Let's test the model by predicting a move on a given position

```
start_board = [1, 1, 1, 1, 1, 1, 1, 0, 1, 0, 0, 1, 0, 0, 1, 0, 0, 0, 0, 0, 0, 0, -1, -1, -1, -1, -1, -1, -1, -1, -1, -1]
start_board = checkers.expand(start_board)
next_board = checkers.expand(best_move(start_board))
print("Starting position : ")
print_board(start_board)
print("\nBest next move : ")
print_board(next_board)
```

In this example, we started from a position in the middle game which is considered the hardest phase of the game.

Then, using the function **best_move** previously introduced, we found the best next move for the player marked **O**, then printed the resulting board.

The detected move follows the basic principles of checkers that experts prescribe, which is to not leave pawns stranded in the center of the board and to back them up with back pawns as much as possible. And the model goes hand in hand with this rule.

## Going Further

This tutorial's checkers engine is more than capable of defeating the ordinary casual player and even decent players. However, in order to produce an engine capable of competing with the best in the world, more severe practices must be used:

- The number of generations must be increased.
- The amount of games produced per generation must increase.
- To discover the appropriate learning rate and discount factor, some tuning strategies must be used.
- To discover the optimal move, the Alpha Beta pruning depth search technique must be used.
- We can also consider expert games as initial dataset for training the board model, instead of using the heuristic metrics.

## Conclusion

In this article, we demonstrated how to use **Deep Q-Learning**, a type of reinforcement learning, to develop an AI agent capable of playing Checkers at a reasonable **win/draw rate of 85 percent**.

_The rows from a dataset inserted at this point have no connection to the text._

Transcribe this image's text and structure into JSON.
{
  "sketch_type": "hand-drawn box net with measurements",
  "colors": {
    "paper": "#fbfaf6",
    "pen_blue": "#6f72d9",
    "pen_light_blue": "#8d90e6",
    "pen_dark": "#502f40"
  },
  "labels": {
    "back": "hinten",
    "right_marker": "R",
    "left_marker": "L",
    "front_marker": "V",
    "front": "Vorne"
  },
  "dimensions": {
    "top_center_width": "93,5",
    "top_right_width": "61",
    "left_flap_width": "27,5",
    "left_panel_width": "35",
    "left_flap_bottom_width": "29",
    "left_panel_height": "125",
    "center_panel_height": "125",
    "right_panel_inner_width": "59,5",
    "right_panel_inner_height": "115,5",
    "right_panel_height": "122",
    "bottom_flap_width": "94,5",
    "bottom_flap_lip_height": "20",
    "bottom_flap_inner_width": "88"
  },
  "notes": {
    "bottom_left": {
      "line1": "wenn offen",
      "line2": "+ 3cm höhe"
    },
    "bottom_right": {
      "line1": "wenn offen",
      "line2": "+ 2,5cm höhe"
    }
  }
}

First, we created **generative model** that estimates the winning probability based on **heuristic checkers metrics**. Then, used it to create a board evaluation model. Next, using Deep Q-Learning, we proceeded to **reinforce the board model** to have more games ending with wins and draws instead of loses.

Finally, using the model we introduced, we showed how to chose from a given position, the **best choice** for the next move.